独孤罗点点头道:“我明白了。”独孤信对他说道:“去取纸笔来,我要写一封信密函给高宾,我们不能跟着元欣一窥给元宝矩陪葬。”独孤罗应声去找来纸笔。没过一会信就写好了,写完以后他自己又润色了一下,才对独孤罗道:“去吧,你亲自走一趟,记住悄悄地去,悄悄地回来,不要被人发现。”
宇文护得知元欣的人占领并控制了长安,自己和长安方面的联系都中断了,当即十分恼怒,正要派人去追问他到底什么意思,这时宇文琉急匆匆的进来大帐,两人一见面他的第一句话就是:“叔父,到底怎么回事?广陵王这是要造反吗?”宇文护心里一惊他也知道长安被占的事情了?
原来此前宇文琉和姚氏之间每天要进行两次信息贾环,可是今天自打上午就无法跟长安进行联络,直到傍晚的时候才有传言说长安已经被苏绰和元欣的人马强行占领,宇文琉这才大惊失色来找宇文护询问情况,宇文护也很无奈的只好承认,此刻长安城内已经失去控制。
宇文琉很气愤的问道:“广陵王为何要这样做?他打算要造反吗?在这么敏感的时候做出这样的事情来,到底想要干嘛?他是不是高欢那边的卧底?”宇文护对于他这些问题不知道该如何回答,但是有一句话他说的没错广陵王这样做等同于造反,而且最离奇的是这些事情都皇帝默许的,难道是元宝矩跟高欢有所勾结?可是他再一细想这不和情理,因为高欢是来推翻他的统治,要把他当成阶下囚送到邺城去的。
宇文护实在搞不清楚元氏一族的人奇怪的想法,但是事到如今他没有别的办法了,因为一旦他这里一旦出事那就是全军奔溃的大危机,但是他还是派人去长安质问苏绰。苏绰也很爽快他直接把宇文护的使者绑起来毒打一顿送到皇帝元宝矩面前。元宝矩问明缘由后好言相劝抚慰一番,告诉他回去跟宇文护好好说,这次的行动全是他的意思,跟元欣和苏绰无关,也请宇文护不要多想,朝廷还指望他顶住高欢的大军。
使者磕头如鸡奔碎米,皇帝又赏赐他一身新衣服,使者这才惊慌失措的逃回新丰大营,苏绰对元宝矩的做法有点失望,他原本以为元宝矩以前被宇文泰压迫的就像傀儡,完全没有自主的权利,后来宇文护上台也是对他吆五喝六,主仆颠倒,现在终于元宝矩靠着自己的护卫铲除了黑暗势力,重新回到皇位上,应该十分痛恨和排斥宇文护,谁知道他竟然好言劝慰。

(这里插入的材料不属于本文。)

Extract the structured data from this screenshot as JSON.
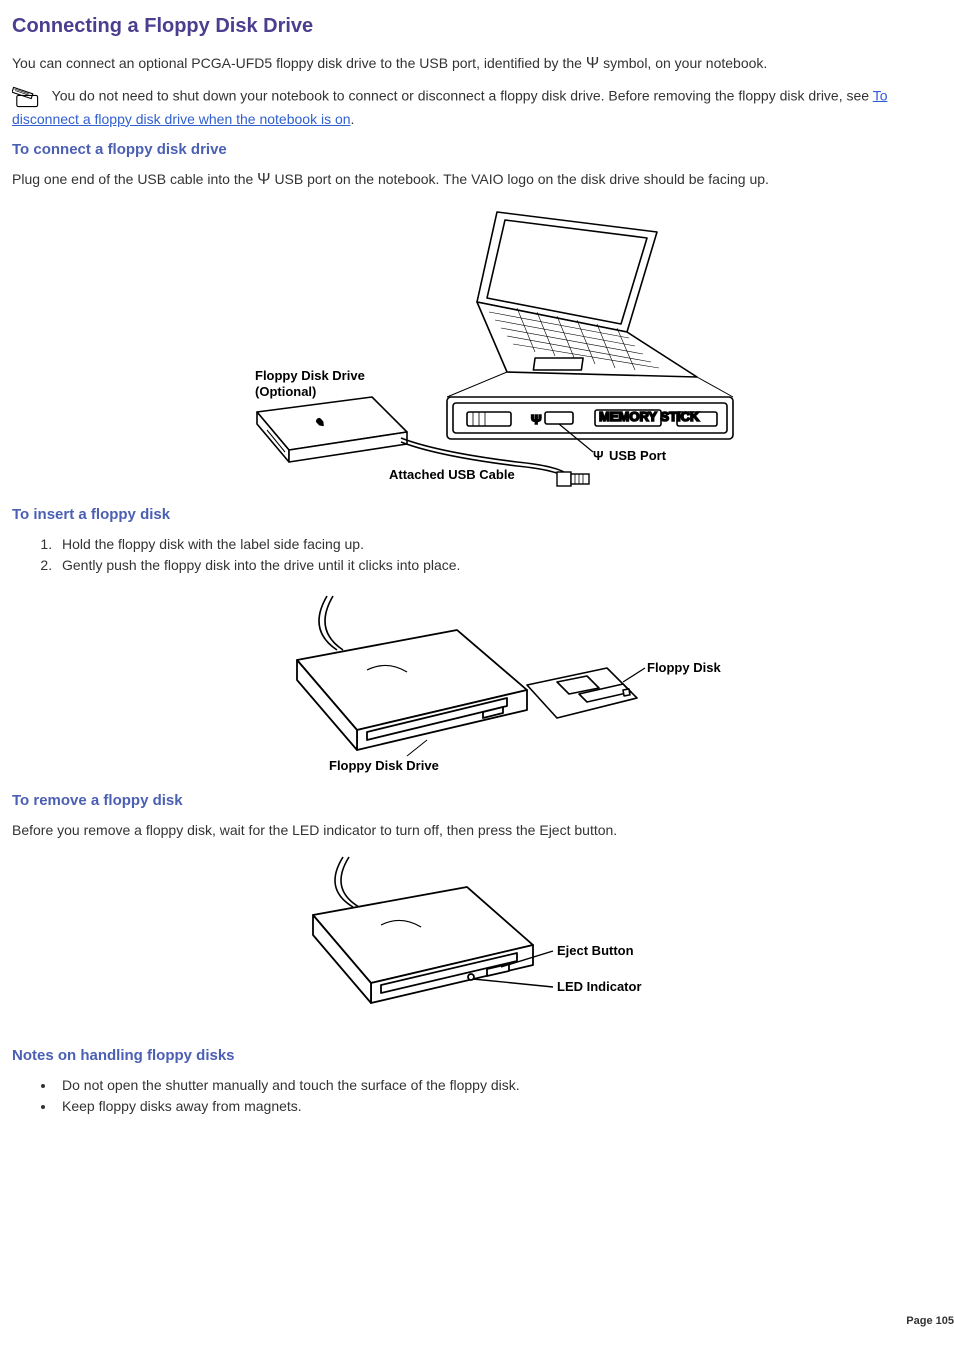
{
  "h1": "Connecting a Floppy Disk Drive",
  "intro_pre": "You can connect an optional PCGA-UFD5 floppy disk drive to the USB port, identified by the ",
  "intro_post": "symbol, on your notebook.",
  "note_text_pre": "You do not need to shut down your notebook to connect or disconnect a floppy disk drive. Before removing the floppy disk drive, see ",
  "note_link": "To disconnect a floppy disk drive when the notebook is on",
  "note_text_post": ".",
  "h2_connect": "To connect a floppy disk drive",
  "connect_text_pre": "Plug one end of the USB cable into the ",
  "connect_text_post": "USB port on the notebook. The VAIO logo on the disk drive should be facing up.",
  "fig1": {
    "label_drive_l1": "Floppy Disk Drive",
    "label_drive_l2": "(Optional)",
    "label_cable": "Attached USB Cable",
    "label_usb_port": "USB Port",
    "label_mem_stick": "MEMORY STICK"
  },
  "h2_insert": "To insert a floppy disk",
  "insert_steps": [
    "Hold the floppy disk with the label side facing up.",
    "Gently push the floppy disk into the drive until it clicks into place."
  ],
  "fig2": {
    "label_drive": "Floppy Disk Drive",
    "label_disk": "Floppy Disk"
  },
  "h2_remove": "To remove a floppy disk",
  "remove_text": "Before you remove a floppy disk, wait for the LED indicator to turn off, then press the Eject button.",
  "fig3": {
    "label_eject": "Eject Button",
    "label_led": "LED Indicator"
  },
  "h2_notes": "Notes on handling floppy disks",
  "notes_items": [
    "Do not open the shutter manually and touch the surface of the floppy disk.",
    "Keep floppy disks away from magnets."
  ],
  "page_number": "Page 105"
}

苏绰之前在宇文泰手下可谓是权倾朝野的大臣,但是失势以后几经波折使得他的思维有了很大的改变,变得很奇怪,而且带有强烈的激进思想,做事也比较以前来更加疯狂和不计后果,文人一旦疯狂起来似乎比武官更加可怕,这一点在苏绰身上得到了很好的印证。
使者回到大营里跟宇文护把前因后果都讲了一遍,宇文护听完简直气疯了,于是连夜上书一道给皇帝,前后列举了苏绰几十条罪状,要求皇帝元宝矩严惩苏绰,不然自己就带着大军回京,到时候他宇文护可是要血洗皇城大开杀戒的。这里有一半是恐吓有一半是怨言。

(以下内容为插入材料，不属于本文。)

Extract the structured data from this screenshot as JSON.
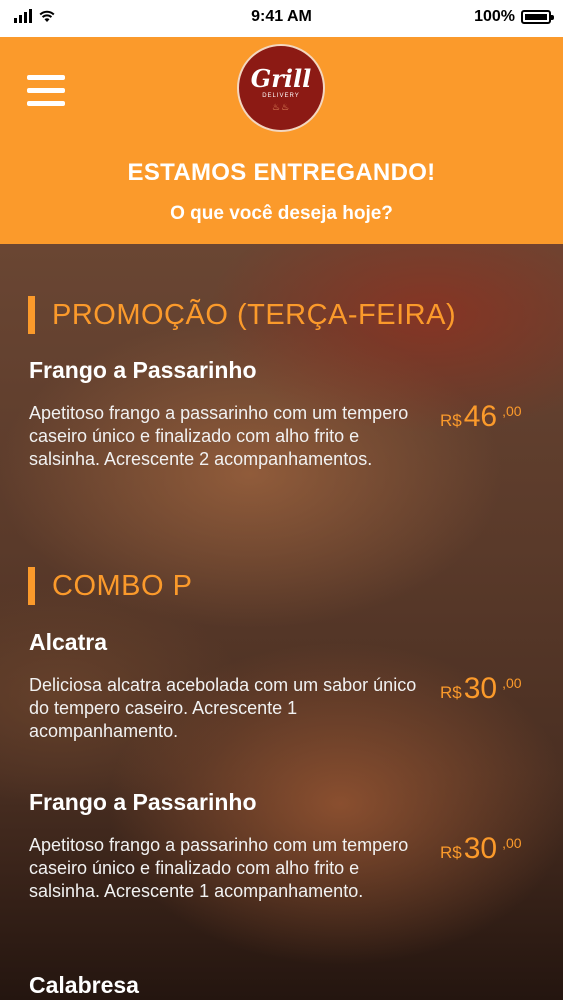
{
  "status_bar": {
    "time": "9:41 AM",
    "battery": "100%"
  },
  "header": {
    "logo_text": "Grill",
    "logo_subtext": "DELIVERY",
    "title": "ESTAMOS ENTREGANDO!",
    "subtitle": "O que você deseja hoje?"
  },
  "sections": [
    {
      "title": "PROMOÇÃO (TERÇA-FEIRA)",
      "items": [
        {
          "name": "Frango a Passarinho",
          "description": "Apetitoso frango a passarinho com um tempero caseiro único e finalizado com alho frito e salsinha. Acrescente 2 acompanhamentos.",
          "currency": "R$",
          "price": "46",
          "cents": ",00"
        }
      ]
    },
    {
      "title": "COMBO P",
      "items": [
        {
          "name": "Alcatra",
          "description": "Deliciosa alcatra acebolada com um sabor único do tempero caseiro. Acrescente 1 acompanhamento.",
          "currency": "R$",
          "price": "30",
          "cents": ",00"
        },
        {
          "name": "Frango a Passarinho",
          "description": "Apetitoso frango a passarinho com um tempero caseiro único e finalizado com alho frito e salsinha. Acrescente 1 acompanhamento.",
          "currency": "R$",
          "price": "30",
          "cents": ",00"
        },
        {
          "name": "Calabresa"
        }
      ]
    }
  ]
}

信刚送出去就有斥候来报说是子午谷已经打起来了。原来高岳的部队按照既定路线从子午谷南端一路往北来到出口处,六万人浩浩荡荡的杀进关中。士严的部队作为前锋冲在最前面,后面是高岳的中军主力,殿后的是钱邈钱申父子的闽越军。之前宇文护已经派遣尉迟炯和达奚武各率一万人在山北和坞县两处埋伏,专等高岳的部队进入包围圈。

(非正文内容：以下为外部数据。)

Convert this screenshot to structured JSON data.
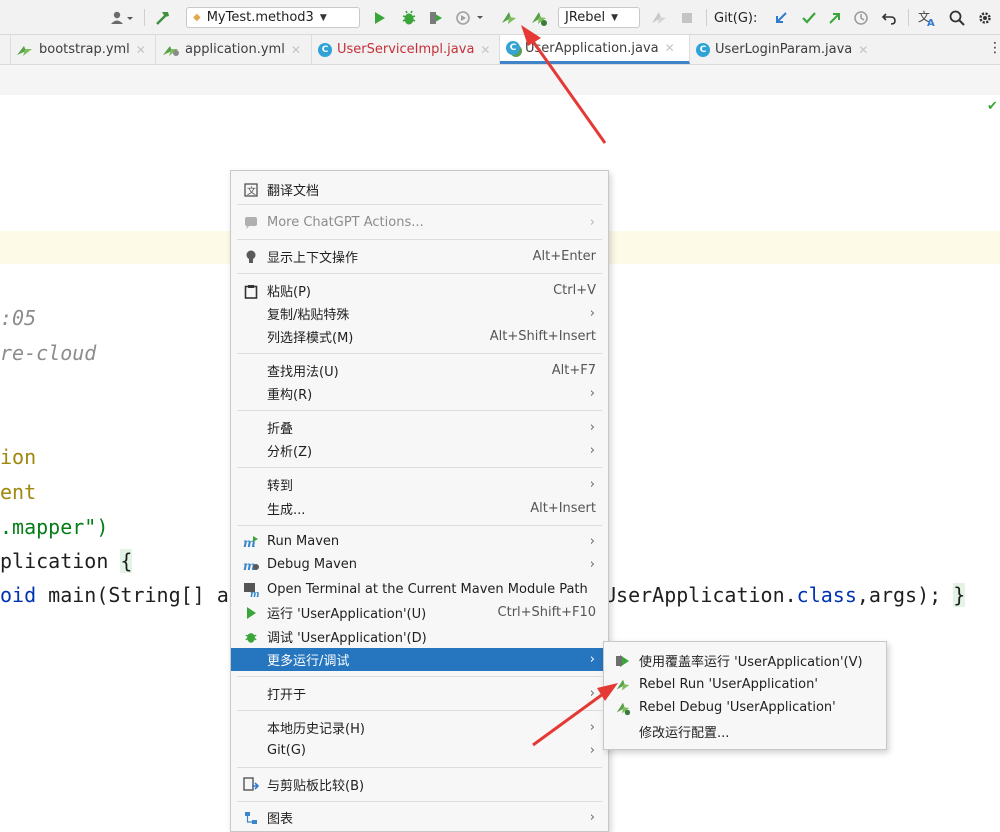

高岳大军新来此地,对于地形情况和敌情了解不足,再加上准备不足,被两人突然出现的伏击毫无准备,致使前锋士严直接战死,中军也遭受灭顶之灾,高岳几次约束部下完全抵挡不住,只好向子午谷方向撤退,钱邈和钱申父子幸亏立寨压阵,才是的这六万人没有全军覆没,但是这样一次突然袭击已经让高岳部队失去了战斗力,他们死伤高达一半,只有苟延残喘。
捷报和噩耗分别传到宇文护和高欢手里,宇文护欣喜若狂的把这个消息传达到全军每一个人,连皇帝和苏绰都知道了这次的胜利,一时间大家再度燃起了胜利的希望,杨忠手下的将士们也纷纷摩拳擦掌要求出战。皇帝元宝矩对此也很高兴,要知道已经很久没有胜利的捷报了。这次的大捷如同及时雨一样把正在逐渐奔溃的自军再度拉回来,整合凝聚到一起。
高欢就没有那么高兴了,高岳给他的汇报上洗的很清楚,交州刺史士严战死,阵亡的校尉级将官多达十五人以上,士卒死伤更是惨重,已经没有战斗力可以从南面进攻宇文护的战斗力,连牵制和掩护都会变得很勉强,因为他们不撤离的话,很有可能被尉迟炯和达奚武两人包夹,到时就是高岳身首异处全军覆没的时候。羊侃看着高欢十分难堪的脸色,对杨休之使了个眼色。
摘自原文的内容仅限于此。